In my experience, on the spectrum of readers, there are two extremes:
- The Blackhole Readers (this includes me!): readers who start a book before bed and don’t stop until there’s suddenly no more pages left and the sun is up. All those hours vanished in a literary blackhole.
- The Foot Dragger Readers: readers who enjoy reading, but have trouble getting into books and/or have trouble focusing on a book long enough to get through it.
I wanted to create an eReader widget to help both these readers come down or up from their extremes. I created a widget that lets readers set a page goal for a reading session.

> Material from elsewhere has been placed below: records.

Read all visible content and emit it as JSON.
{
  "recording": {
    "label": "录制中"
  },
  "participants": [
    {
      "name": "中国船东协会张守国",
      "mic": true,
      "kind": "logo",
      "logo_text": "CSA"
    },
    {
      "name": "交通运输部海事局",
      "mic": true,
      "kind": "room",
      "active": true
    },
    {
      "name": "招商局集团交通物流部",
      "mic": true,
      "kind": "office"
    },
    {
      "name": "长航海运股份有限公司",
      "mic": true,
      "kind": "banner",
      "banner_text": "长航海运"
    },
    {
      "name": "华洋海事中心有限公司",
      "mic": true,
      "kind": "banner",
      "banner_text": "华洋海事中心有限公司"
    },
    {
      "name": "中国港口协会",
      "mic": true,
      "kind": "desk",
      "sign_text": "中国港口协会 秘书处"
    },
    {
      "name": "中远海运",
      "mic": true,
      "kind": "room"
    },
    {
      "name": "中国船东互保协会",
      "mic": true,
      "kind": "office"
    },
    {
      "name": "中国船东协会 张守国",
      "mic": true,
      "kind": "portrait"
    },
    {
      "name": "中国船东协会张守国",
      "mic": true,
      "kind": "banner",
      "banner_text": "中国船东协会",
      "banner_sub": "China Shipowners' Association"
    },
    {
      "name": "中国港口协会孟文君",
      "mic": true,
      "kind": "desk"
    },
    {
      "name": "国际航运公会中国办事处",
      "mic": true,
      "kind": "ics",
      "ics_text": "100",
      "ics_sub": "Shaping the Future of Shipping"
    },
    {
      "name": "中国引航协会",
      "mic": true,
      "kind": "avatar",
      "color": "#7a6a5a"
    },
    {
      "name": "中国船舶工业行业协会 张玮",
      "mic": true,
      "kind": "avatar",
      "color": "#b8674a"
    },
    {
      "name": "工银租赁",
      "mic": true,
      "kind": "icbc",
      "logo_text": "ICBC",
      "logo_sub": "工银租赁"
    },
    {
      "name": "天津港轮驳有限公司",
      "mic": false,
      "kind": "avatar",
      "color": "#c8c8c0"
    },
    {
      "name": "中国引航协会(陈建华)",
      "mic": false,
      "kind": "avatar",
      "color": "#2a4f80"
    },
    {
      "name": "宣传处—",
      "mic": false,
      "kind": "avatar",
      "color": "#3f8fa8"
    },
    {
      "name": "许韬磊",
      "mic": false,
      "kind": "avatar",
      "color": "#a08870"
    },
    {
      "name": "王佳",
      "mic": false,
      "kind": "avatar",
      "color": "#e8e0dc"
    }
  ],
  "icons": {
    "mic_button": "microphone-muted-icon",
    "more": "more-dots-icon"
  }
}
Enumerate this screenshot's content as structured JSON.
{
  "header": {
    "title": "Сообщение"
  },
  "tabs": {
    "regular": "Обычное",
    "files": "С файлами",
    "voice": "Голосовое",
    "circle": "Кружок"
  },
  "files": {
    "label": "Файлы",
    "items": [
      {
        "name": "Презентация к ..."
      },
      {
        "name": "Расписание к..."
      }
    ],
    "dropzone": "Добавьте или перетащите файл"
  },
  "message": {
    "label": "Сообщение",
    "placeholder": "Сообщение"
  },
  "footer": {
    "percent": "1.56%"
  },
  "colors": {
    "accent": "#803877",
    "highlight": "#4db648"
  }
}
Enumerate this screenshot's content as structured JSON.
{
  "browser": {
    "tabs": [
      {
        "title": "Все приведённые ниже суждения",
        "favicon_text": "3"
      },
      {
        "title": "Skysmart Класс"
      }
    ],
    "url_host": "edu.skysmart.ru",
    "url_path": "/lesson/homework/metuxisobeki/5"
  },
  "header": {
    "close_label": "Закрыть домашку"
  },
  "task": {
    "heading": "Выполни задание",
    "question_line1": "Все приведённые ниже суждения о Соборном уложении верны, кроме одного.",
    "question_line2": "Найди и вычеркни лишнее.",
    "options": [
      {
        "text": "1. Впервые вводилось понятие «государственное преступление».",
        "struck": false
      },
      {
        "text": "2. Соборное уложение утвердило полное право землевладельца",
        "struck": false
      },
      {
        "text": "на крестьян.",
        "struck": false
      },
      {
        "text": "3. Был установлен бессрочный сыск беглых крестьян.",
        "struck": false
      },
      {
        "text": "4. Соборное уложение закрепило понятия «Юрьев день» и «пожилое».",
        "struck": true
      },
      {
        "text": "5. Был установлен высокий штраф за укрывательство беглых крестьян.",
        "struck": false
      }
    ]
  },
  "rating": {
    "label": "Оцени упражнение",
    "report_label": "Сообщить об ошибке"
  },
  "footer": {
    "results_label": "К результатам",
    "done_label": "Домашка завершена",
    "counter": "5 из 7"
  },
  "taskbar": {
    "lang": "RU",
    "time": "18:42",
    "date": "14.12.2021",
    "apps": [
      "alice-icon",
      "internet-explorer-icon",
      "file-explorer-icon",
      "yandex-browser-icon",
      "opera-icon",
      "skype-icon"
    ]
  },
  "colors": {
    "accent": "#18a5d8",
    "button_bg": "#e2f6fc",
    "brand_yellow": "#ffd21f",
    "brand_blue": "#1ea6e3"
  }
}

The user starts by setting a page-based reading goal, and as the user reads, they can track the dog’s progress towards its toy. When they reach their goal, they’re able to set a new goal.
For the Blackhole Readers, the overlay will act as an alarm, something that will interrupt their progress and force them to surface from their book and, perhaps, notice that it’s time for bed (but maybe not!). They can easily continue reading, but at least now it’ll be harder to unwittingly lose hours to the blackhole.
For the Foot Dragger Reader, the idea is to make the book less daunting. If you’re a Foot Dragger, nothing is more frustrating than starting a book at 0% and feeling like you’ve read a lot only to be at 4%. This widget allows them to redefine “done.” If they like reading 50 pages per night, it’ll be 50 pages before the dog catches the ball. What total percentage of the book is 50 pages? It doesn’t matter. A goal was set and a goal was achieved.
“As a foot dragging reader myself, having a small achievable page goal that I can easily reach and then decide in the moment to push up to another few pages would probably halve the time it takes me to finish a book.” -Jessica M.